By Kendall McGee | June 7, 2021 at 2:32 PM EDT – Updated June 7 at 4:10 PM
WILMINGTON, N.C. (WECT) – Its been four years since news broke that GenX was found in the drinking water of thousands of people in the region.
Since the discovery, there’s been lawsuits, protests and the promise of new regulations, but this spring scientists have announced promising research that could change how we handle environmental disasters in the future.
Wilmington researchers are one step closer to unlocking the secrets of the ocean. As corals die, experts are seeing sea sponges take over and make their mark on the ecosystem.
“We are one of the first groups that have been doing this kind of work, to see what sponges are doing to the molecules in the seawater,” said UNCW PHD student Lauren Olinger.
Samples are collected in the coral reefs of Belize and analyzed at UNCW.
Olinger and her team are using cutting edge techniques to test the water samples, and have found that the sea sponges they’re studying are actually eating material dissolved in the water.
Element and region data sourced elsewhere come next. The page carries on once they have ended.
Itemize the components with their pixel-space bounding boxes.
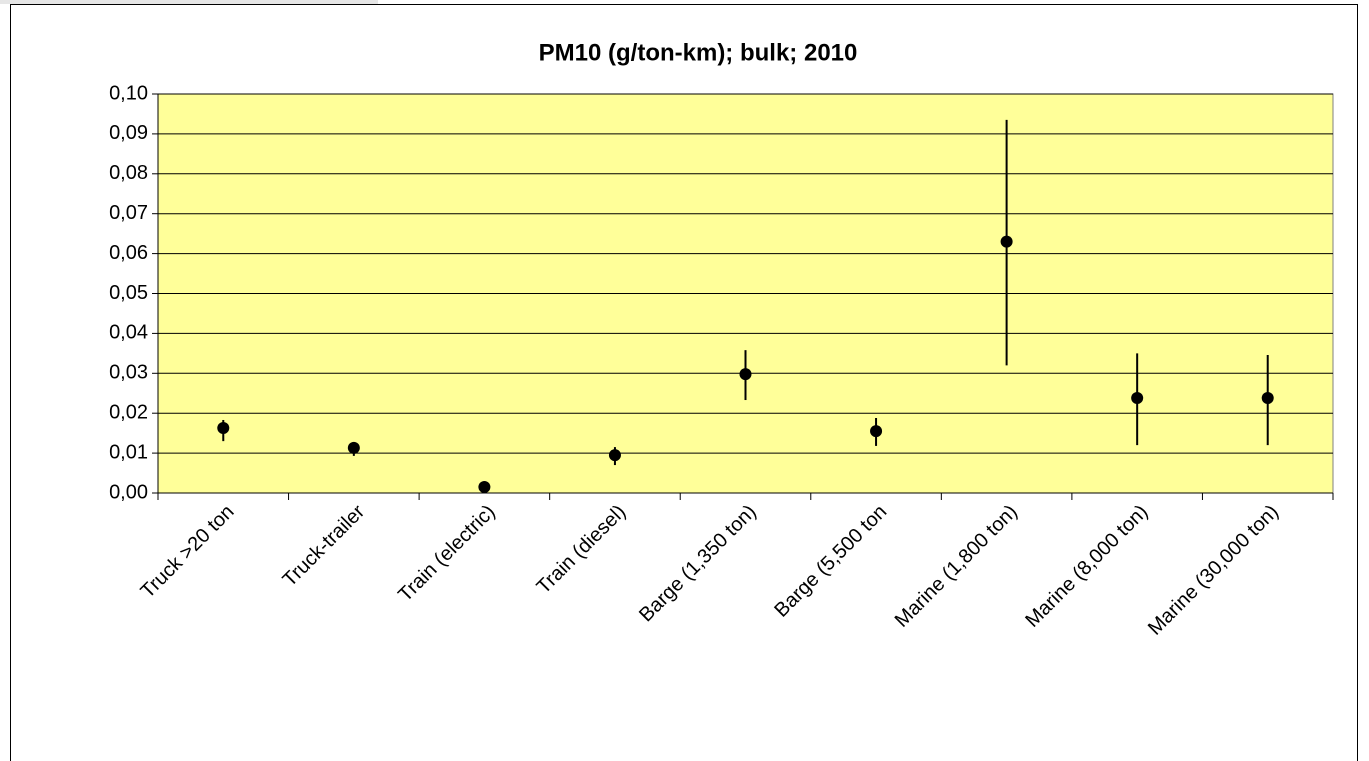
y-tick-label: 0,00 [109, 481, 148, 503]
y-tick-label: 0,01 [109, 441, 148, 463]
data-point [1261, 392, 1274, 405]
data-point [217, 421, 230, 434]
y-tick-label: 0,02 [109, 401, 148, 423]
y-tick-label: 0,06 [109, 242, 148, 264]
data-point [608, 449, 621, 462]
y-tick-label: 0,07 [109, 202, 148, 224]
chart-title: PM10 (g/ton-km); bulk; 2010 [539, 39, 858, 66]
data-point [478, 481, 491, 494]
data-point [739, 368, 752, 381]
y-tick-label: 0,03 [109, 362, 148, 384]
y-tick-label: 0,10 [109, 82, 148, 104]
y-tick-label: 0,04 [109, 322, 148, 344]
y-tick-label: 0,08 [109, 162, 148, 184]
data-point [347, 441, 360, 454]
toolbar-strip [0, 0, 378, 4]
y-tick-label: 0,09 [109, 122, 148, 144]
data-point [870, 425, 883, 438]
y-tick-label: 0,05 [109, 282, 148, 304]
data-point [1000, 235, 1013, 248]
data-point [1131, 392, 1144, 405]
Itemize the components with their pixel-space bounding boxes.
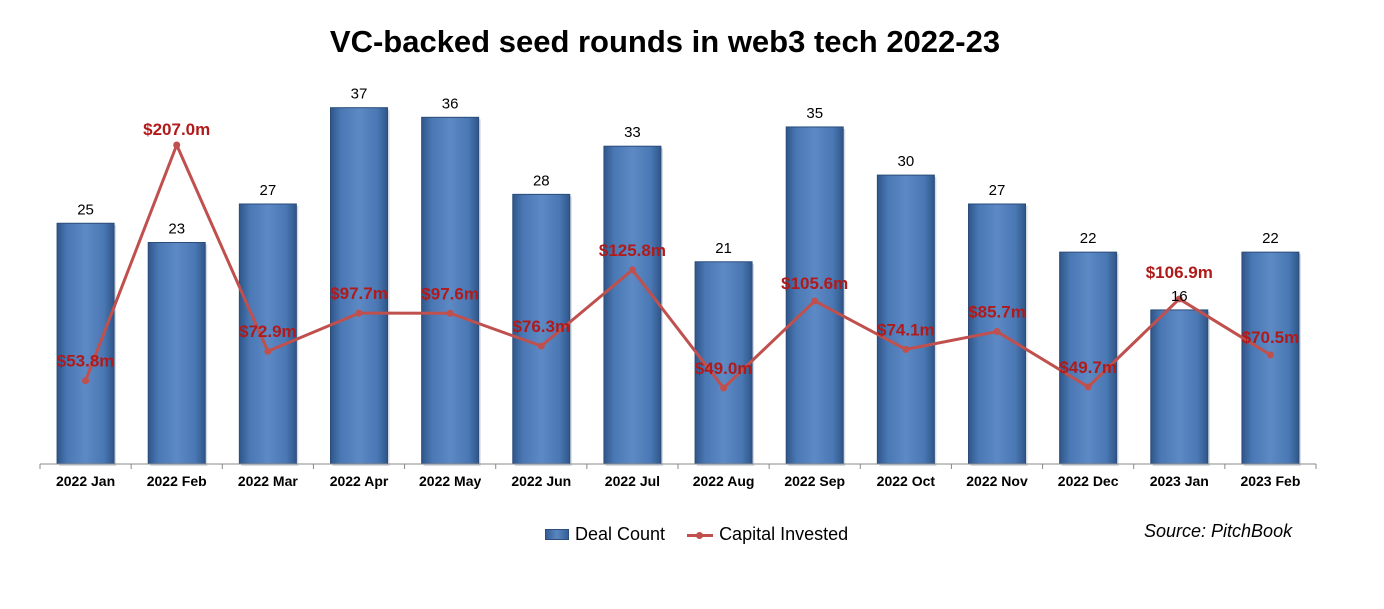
capital-value-label: $207.0m bbox=[143, 120, 210, 139]
legend-item-capital-invested: Capital Invested bbox=[687, 524, 848, 545]
capital-invested-point bbox=[537, 342, 545, 350]
bar-deal-count bbox=[147, 242, 206, 465]
bar-deal-count bbox=[1150, 309, 1209, 465]
bar-value-label: 37 bbox=[351, 86, 368, 103]
capital-value-label: $76.3m bbox=[512, 317, 570, 336]
capital-value-label: $97.7m bbox=[330, 284, 388, 303]
bar-value-label: 27 bbox=[989, 182, 1006, 199]
bar-deal-count bbox=[785, 126, 844, 465]
capital-value-label: $105.6m bbox=[781, 274, 848, 293]
bar-value-label: 21 bbox=[715, 240, 732, 257]
bar-deal-count bbox=[56, 222, 115, 465]
bar-value-label: 35 bbox=[806, 105, 823, 122]
x-tick-label: 2022 Feb bbox=[147, 473, 207, 489]
x-tick-label: 2023 Jan bbox=[1150, 473, 1209, 489]
bar-value-label: 36 bbox=[442, 95, 459, 112]
capital-invested-point bbox=[1266, 351, 1274, 359]
bar-value-label: 25 bbox=[77, 201, 94, 218]
chart-legend: Deal Count Capital Invested bbox=[545, 524, 848, 545]
capital-invested-point bbox=[628, 266, 636, 274]
capital-value-label: $74.1m bbox=[877, 320, 935, 339]
legend-label-deal-count: Deal Count bbox=[575, 524, 666, 544]
capital-value-label: $85.7m bbox=[968, 303, 1026, 322]
x-tick-label: 2022 Jul bbox=[605, 473, 660, 489]
x-tick-label: 2022 Oct bbox=[877, 473, 936, 489]
bar-value-label: 30 bbox=[898, 153, 915, 170]
bar-value-label: 16 bbox=[1171, 288, 1188, 305]
capital-invested-point bbox=[811, 297, 819, 305]
chart-title: VC-backed seed rounds in web3 tech 2022-… bbox=[329, 24, 1001, 59]
capital-value-label: $97.6m bbox=[421, 284, 479, 303]
bar-value-label: 22 bbox=[1262, 230, 1279, 247]
capital-invested-point bbox=[82, 377, 90, 385]
x-tick-label: 2022 Sep bbox=[784, 473, 845, 489]
capital-value-label: $49.7m bbox=[1059, 358, 1117, 377]
capital-value-label: $72.9m bbox=[239, 322, 297, 341]
x-tick-label: 2022 May bbox=[419, 473, 481, 489]
x-tick-label: 2022 Jan bbox=[56, 473, 115, 489]
capital-value-label: $70.5m bbox=[1242, 328, 1300, 347]
capital-invested-point bbox=[902, 345, 910, 353]
legend-label-capital-invested: Capital Invested bbox=[719, 524, 849, 544]
x-tick-label: 2022 Aug bbox=[693, 473, 755, 489]
capital-value-label: $53.8m bbox=[57, 352, 115, 371]
x-tick-label: 2022 Apr bbox=[330, 473, 389, 489]
legend-swatch-bar bbox=[545, 529, 569, 540]
capital-invested-point bbox=[720, 384, 728, 392]
capital-invested-point bbox=[1084, 383, 1092, 391]
legend-swatch-line bbox=[687, 529, 714, 541]
bar-value-label: 33 bbox=[624, 124, 641, 141]
capital-invested-point bbox=[993, 328, 1001, 336]
capital-value-label: $106.9m bbox=[1146, 263, 1213, 282]
x-tick-label: 2022 Mar bbox=[238, 473, 298, 489]
bar-value-label: 27 bbox=[260, 182, 277, 199]
x-tick-label: 2022 Nov bbox=[966, 473, 1028, 489]
capital-invested-line bbox=[84, 143, 1272, 390]
capital-invested-point bbox=[264, 347, 272, 355]
x-tick-label: 2022 Jun bbox=[511, 473, 571, 489]
capital-invested-point bbox=[1175, 295, 1183, 303]
source-note: Source: PitchBook bbox=[1144, 521, 1293, 541]
x-tick-label: 2022 Dec bbox=[1058, 473, 1119, 489]
bar-value-label: 23 bbox=[168, 221, 185, 238]
x-tick-label: 2023 Feb bbox=[1240, 473, 1300, 489]
legend-item-deal-count: Deal Count bbox=[545, 524, 665, 545]
capital-value-label: $125.8m bbox=[599, 241, 666, 260]
capital-invested-point bbox=[355, 309, 363, 317]
bar-value-label: 22 bbox=[1080, 230, 1097, 247]
bar-deal-count bbox=[238, 203, 297, 465]
bar-deal-count bbox=[1059, 251, 1118, 465]
bar-deal-count bbox=[421, 116, 480, 465]
capital-invested-point bbox=[446, 309, 454, 317]
bar-deal-count bbox=[603, 145, 662, 465]
bar-value-label: 28 bbox=[533, 172, 550, 189]
bar-deal-count bbox=[876, 174, 935, 465]
capital-invested-point bbox=[173, 141, 181, 149]
capital-value-label: $49.0m bbox=[695, 359, 753, 378]
bar-deal-count bbox=[330, 107, 388, 465]
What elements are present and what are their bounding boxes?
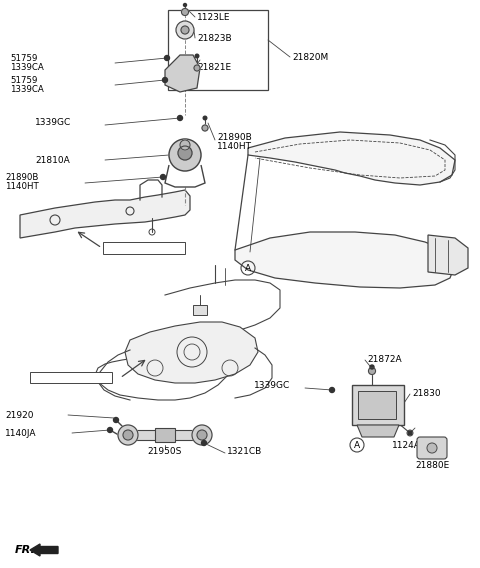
Bar (168, 10, 268, 90)
Bar (358, 391, 396, 419)
Circle shape (181, 9, 189, 15)
Circle shape (192, 425, 212, 445)
FancyArrow shape (30, 544, 58, 556)
Polygon shape (165, 55, 200, 92)
Circle shape (202, 441, 206, 445)
Text: A: A (354, 441, 360, 449)
Text: 21830: 21830 (412, 389, 441, 398)
Text: 1140HT: 1140HT (5, 182, 39, 190)
Polygon shape (248, 132, 455, 185)
Text: 1140JA: 1140JA (5, 428, 36, 437)
Circle shape (203, 116, 207, 120)
Circle shape (197, 430, 207, 440)
Circle shape (160, 174, 166, 179)
Text: A: A (245, 264, 251, 273)
Bar (103, 242, 185, 254)
Circle shape (163, 77, 168, 82)
Text: FR.: FR. (15, 545, 36, 555)
Text: 21920: 21920 (5, 411, 34, 420)
Polygon shape (125, 322, 258, 383)
Bar (30, 372, 112, 383)
Circle shape (178, 115, 182, 120)
Text: 21950S: 21950S (148, 448, 182, 457)
Polygon shape (235, 232, 455, 288)
Text: 21823B: 21823B (197, 34, 232, 43)
Circle shape (181, 26, 189, 34)
Text: 21821E: 21821E (197, 62, 231, 72)
Circle shape (178, 146, 192, 160)
Circle shape (195, 54, 199, 58)
Text: 21890B: 21890B (5, 173, 38, 182)
Text: 21810A: 21810A (35, 156, 70, 165)
Text: 21872A: 21872A (367, 354, 402, 364)
Circle shape (108, 428, 112, 432)
Text: 21880E: 21880E (415, 461, 449, 470)
Circle shape (118, 425, 138, 445)
Text: 21820M: 21820M (292, 52, 328, 61)
Circle shape (113, 417, 119, 423)
Text: 51759: 51759 (10, 53, 37, 62)
Circle shape (123, 430, 133, 440)
Text: 1321CB: 1321CB (227, 448, 262, 457)
Text: REF. 60-640: REF. 60-640 (106, 244, 160, 253)
Text: 21890B: 21890B (217, 132, 252, 141)
Circle shape (369, 367, 375, 374)
Circle shape (176, 21, 194, 39)
Circle shape (183, 3, 187, 6)
Bar (193, 305, 207, 315)
Text: 51759: 51759 (10, 76, 37, 85)
Polygon shape (428, 235, 468, 275)
Text: REF.60-624: REF.60-624 (33, 373, 84, 382)
Circle shape (194, 65, 200, 71)
Circle shape (427, 443, 437, 453)
Text: 1140HT: 1140HT (217, 141, 252, 151)
Text: 1339GC: 1339GC (35, 118, 71, 127)
Bar (352, 385, 404, 425)
Bar (155, 428, 175, 442)
Text: 1124AA: 1124AA (392, 441, 427, 449)
Circle shape (370, 365, 374, 369)
Circle shape (329, 387, 335, 392)
FancyBboxPatch shape (417, 437, 447, 459)
Circle shape (408, 431, 412, 435)
Circle shape (180, 140, 190, 150)
Text: 1339CA: 1339CA (10, 85, 44, 94)
Circle shape (169, 139, 201, 171)
Text: 1339CA: 1339CA (10, 62, 44, 72)
Polygon shape (20, 190, 190, 238)
Bar (128, 430, 203, 440)
Polygon shape (357, 425, 399, 437)
Text: 1123LE: 1123LE (197, 12, 230, 22)
Circle shape (165, 56, 169, 61)
Circle shape (202, 125, 208, 131)
Text: 1339GC: 1339GC (254, 381, 290, 390)
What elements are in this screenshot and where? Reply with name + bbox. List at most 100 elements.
Some of the “food” the animals are taking in are considered pollutants.
“The really novel result of Lauren’s work is that among the dissolved molecules in the seawater are compounds that have halides, things like bromine and chlorine associated with them, and Wilmingtonians will know those kind of compounds are the PFOAS that are in the Cape Fear River that are produced in the process of making Teflon,” said Marine Biology professor Joe Pawlik.
In a nutshell, these sea sponges are eating toxic material, like PFAS.
“In the future, if research determines that the sponges are able to take up pollutants like flame retardants, PCBs, then there might be some bioremediation,” said Olinger. “Create little areas sponges are, to try and remove pollutants out of the seawater.”
It’s a hopeful first chapter for environmentalists and a redemption story for the humble sea sponge.
“Sponges are not primitive. Everyone talks about sponges like they’re hardly animals, right, but the things they do are really sophisticated and amazing,” added Pawlick.
Olinger’s work can be found in the May 2021 edition of Frontiers in Marine Science.